Here we implement the Viterbi algorithm. It's a dynamic programming algorithm used to find the most likely sequence of hidden states, given a sequence of observations. It returns the most probable sequence of tags for a given sequence of words.

### Putting It All Together

In [19]:
# Get unique words and tags from the training data
words = list(set([word for word, tag in train_data]))
tags = list(set([tag for word, tag in train_data]))

# Compute start, transition, and emission probabilities
start_probs = {tag: 1/len(tags) for tag in tags}  # Assume uniform distribution for start probabilities
transition_probs = transition_probabilities(train_data)
emission_probs = emission_probabilities(train_data)

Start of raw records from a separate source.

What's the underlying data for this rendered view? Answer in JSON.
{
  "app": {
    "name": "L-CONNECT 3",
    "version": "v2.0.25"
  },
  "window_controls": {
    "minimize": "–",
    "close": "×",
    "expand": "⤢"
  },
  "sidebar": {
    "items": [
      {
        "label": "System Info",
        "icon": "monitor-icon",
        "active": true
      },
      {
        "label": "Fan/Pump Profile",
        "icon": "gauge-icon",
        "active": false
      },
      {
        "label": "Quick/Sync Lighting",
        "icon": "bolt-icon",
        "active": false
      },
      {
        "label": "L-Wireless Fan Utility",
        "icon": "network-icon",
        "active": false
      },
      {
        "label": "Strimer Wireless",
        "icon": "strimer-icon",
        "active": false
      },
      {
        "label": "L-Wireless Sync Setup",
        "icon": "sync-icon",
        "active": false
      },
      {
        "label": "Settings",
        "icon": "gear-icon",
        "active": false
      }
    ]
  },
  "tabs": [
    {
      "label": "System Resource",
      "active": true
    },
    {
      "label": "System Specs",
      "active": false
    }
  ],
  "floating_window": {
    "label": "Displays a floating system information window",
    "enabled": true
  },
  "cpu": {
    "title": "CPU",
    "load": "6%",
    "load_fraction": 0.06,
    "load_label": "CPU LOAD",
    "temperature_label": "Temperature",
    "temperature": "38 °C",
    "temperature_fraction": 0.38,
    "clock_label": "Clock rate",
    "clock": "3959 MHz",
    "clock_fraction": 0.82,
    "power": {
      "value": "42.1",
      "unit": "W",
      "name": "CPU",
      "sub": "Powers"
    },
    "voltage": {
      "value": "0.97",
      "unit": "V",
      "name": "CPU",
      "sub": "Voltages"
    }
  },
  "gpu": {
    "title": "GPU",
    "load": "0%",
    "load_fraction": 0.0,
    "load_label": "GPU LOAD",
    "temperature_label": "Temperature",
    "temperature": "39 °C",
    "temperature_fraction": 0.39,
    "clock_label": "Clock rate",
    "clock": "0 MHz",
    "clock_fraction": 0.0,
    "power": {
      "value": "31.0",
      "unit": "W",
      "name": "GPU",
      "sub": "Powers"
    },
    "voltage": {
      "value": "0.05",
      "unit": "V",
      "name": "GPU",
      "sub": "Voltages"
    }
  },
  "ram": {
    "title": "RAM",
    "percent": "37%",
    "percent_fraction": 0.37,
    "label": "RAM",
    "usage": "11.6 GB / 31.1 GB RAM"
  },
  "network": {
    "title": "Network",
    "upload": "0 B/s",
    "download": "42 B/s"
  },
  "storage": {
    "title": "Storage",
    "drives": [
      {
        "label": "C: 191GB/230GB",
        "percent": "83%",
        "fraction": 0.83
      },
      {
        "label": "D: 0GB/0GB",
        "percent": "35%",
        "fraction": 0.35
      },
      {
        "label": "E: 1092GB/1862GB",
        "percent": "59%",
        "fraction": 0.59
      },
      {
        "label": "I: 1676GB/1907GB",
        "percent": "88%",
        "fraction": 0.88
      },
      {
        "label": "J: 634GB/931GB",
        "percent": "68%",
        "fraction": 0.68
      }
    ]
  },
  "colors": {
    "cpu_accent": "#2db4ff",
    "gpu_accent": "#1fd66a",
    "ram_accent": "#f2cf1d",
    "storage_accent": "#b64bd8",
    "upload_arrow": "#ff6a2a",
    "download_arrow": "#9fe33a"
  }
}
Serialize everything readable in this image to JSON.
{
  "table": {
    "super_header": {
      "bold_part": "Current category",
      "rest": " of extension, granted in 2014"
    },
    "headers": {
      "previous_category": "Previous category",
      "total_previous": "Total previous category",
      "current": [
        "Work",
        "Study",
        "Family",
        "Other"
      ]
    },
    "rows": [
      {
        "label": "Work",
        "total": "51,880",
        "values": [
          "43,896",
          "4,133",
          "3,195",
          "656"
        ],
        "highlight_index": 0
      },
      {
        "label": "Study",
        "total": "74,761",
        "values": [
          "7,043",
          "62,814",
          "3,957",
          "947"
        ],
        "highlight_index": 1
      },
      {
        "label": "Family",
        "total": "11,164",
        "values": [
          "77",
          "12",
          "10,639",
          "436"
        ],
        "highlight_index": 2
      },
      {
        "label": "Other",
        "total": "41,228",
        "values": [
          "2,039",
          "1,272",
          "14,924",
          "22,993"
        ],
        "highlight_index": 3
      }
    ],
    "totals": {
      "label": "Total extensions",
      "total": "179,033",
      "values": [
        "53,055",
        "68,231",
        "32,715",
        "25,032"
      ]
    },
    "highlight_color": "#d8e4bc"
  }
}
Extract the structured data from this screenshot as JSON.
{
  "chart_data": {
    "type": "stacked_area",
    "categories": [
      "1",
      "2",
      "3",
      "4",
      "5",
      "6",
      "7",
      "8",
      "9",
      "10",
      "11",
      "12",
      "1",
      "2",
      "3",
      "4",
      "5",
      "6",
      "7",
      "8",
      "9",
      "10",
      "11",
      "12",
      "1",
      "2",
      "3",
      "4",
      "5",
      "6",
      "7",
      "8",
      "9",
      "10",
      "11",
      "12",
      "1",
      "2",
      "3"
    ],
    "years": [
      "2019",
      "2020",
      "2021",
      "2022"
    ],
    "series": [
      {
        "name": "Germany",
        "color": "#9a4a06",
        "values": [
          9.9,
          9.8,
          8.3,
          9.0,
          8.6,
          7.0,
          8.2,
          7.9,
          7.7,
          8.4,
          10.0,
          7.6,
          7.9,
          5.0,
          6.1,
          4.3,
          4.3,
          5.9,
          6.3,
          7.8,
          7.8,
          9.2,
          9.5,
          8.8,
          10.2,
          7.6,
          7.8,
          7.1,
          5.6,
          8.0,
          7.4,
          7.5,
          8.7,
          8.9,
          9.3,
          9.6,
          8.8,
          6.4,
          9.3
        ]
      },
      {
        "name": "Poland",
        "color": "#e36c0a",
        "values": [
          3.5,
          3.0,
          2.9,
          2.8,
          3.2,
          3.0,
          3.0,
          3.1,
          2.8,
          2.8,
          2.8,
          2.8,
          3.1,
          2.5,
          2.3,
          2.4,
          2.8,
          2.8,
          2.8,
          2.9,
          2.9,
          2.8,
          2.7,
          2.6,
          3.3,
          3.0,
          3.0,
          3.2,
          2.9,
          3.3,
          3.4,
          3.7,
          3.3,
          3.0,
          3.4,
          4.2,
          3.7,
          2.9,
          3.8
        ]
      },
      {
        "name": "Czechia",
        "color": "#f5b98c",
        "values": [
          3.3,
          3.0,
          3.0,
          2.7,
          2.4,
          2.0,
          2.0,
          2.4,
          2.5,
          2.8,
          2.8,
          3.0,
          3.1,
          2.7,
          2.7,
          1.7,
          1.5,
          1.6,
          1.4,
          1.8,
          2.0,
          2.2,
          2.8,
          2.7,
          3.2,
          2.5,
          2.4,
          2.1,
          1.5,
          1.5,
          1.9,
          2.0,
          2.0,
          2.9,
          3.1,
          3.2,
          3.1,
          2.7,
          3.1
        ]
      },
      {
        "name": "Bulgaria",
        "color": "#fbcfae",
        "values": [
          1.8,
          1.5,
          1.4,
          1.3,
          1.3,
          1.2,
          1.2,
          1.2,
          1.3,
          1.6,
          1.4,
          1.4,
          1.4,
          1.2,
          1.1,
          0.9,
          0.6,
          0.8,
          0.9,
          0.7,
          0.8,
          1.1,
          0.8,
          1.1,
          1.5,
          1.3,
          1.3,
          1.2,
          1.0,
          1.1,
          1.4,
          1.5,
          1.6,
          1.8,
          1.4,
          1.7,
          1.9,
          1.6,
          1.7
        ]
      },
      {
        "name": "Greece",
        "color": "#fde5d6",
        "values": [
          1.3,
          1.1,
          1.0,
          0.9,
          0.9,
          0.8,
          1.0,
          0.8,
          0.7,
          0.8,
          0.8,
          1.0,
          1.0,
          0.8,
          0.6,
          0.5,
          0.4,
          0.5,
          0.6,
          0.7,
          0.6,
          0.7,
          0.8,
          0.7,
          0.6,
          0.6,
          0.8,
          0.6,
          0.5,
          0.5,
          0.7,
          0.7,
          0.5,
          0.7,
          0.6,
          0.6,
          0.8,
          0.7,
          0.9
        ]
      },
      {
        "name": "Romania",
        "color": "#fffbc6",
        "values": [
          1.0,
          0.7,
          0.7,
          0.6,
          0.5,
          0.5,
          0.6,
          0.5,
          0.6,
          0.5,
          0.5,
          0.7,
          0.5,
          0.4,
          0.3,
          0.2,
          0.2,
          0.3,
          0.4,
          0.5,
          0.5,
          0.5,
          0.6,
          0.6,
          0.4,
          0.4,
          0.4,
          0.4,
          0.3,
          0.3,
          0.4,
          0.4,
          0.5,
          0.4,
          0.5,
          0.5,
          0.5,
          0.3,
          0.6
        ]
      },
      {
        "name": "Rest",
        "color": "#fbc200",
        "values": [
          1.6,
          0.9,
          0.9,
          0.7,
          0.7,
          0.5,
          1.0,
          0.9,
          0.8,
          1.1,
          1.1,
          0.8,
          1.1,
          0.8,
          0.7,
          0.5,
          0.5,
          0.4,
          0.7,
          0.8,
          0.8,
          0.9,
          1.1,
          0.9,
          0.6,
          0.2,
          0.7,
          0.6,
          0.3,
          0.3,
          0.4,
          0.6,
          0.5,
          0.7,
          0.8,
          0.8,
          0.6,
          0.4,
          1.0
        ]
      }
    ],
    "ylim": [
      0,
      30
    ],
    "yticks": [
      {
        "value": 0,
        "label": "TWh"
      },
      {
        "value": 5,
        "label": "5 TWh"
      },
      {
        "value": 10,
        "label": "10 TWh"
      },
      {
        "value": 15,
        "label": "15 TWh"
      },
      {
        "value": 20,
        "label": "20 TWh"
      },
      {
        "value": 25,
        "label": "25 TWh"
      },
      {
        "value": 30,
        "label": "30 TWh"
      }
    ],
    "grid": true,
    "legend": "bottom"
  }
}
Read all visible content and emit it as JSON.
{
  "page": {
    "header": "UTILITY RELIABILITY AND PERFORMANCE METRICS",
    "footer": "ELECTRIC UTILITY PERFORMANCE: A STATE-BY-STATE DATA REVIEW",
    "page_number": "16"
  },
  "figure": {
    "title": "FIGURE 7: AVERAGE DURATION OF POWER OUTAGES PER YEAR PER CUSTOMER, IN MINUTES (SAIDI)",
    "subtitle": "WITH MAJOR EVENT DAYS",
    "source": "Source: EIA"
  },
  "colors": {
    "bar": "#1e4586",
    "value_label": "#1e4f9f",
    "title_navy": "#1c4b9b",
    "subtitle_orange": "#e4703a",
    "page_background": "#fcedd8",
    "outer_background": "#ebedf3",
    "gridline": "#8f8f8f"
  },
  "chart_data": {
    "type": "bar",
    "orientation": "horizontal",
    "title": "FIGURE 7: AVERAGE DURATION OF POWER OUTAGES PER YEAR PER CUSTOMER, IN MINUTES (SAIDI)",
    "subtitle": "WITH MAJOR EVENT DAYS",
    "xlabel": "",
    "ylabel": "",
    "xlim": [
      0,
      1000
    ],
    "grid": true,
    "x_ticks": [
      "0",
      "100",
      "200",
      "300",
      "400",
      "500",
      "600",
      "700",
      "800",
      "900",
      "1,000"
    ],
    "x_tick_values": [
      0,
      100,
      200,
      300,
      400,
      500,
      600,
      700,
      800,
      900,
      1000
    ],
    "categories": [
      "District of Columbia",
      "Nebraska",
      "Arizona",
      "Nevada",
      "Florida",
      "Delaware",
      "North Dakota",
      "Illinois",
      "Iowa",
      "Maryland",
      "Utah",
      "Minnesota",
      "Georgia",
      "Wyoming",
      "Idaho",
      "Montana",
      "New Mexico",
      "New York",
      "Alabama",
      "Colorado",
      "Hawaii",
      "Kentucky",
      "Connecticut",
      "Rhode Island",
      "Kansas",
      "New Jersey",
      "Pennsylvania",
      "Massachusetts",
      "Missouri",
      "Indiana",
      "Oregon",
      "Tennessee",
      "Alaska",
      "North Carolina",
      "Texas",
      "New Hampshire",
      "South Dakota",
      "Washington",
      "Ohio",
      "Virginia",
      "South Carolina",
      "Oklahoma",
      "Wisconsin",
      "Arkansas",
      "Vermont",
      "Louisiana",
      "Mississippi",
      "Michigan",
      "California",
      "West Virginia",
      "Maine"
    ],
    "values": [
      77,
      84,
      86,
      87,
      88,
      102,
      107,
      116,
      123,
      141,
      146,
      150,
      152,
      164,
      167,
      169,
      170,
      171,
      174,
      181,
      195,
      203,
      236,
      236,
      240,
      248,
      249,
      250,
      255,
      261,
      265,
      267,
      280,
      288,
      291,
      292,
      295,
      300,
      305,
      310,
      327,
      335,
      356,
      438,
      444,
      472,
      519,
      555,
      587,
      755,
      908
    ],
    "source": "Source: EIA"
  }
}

# Implement Viterbi on the test data
predicted_tags = []
for word, tag in test_data:
    prob, path = viterbi([word], tags, start_probs, transition_probs, emission_probs)
    predicted_tags.append(path[0])

# Calculate accuracy
correct_tags = [tag for word, tag in test_data]
accuracy = sum([correct == predicted for correct, predicted in zip(correct_tags, predicted_tags)]) / len(correct_tags)
print('Accuracy:', accuracy)

Accuracy: 0.891973335768423


In this last block of code, we bring all the pieces together.

1. Extract unique words and tags from the training data.
2. Compute the start, transition, and emission probabilities.
3. Implement the Viterbi algorithm on the test data to predict the POS tags.
4. Calculate the accuracy of our predictions by comparing with the actual tags.

The output of the cell shows the accuracy of our POS tagging, which is approximately 0.89, indicating that our HMM model with the Viterbi algorithm is performing quite well.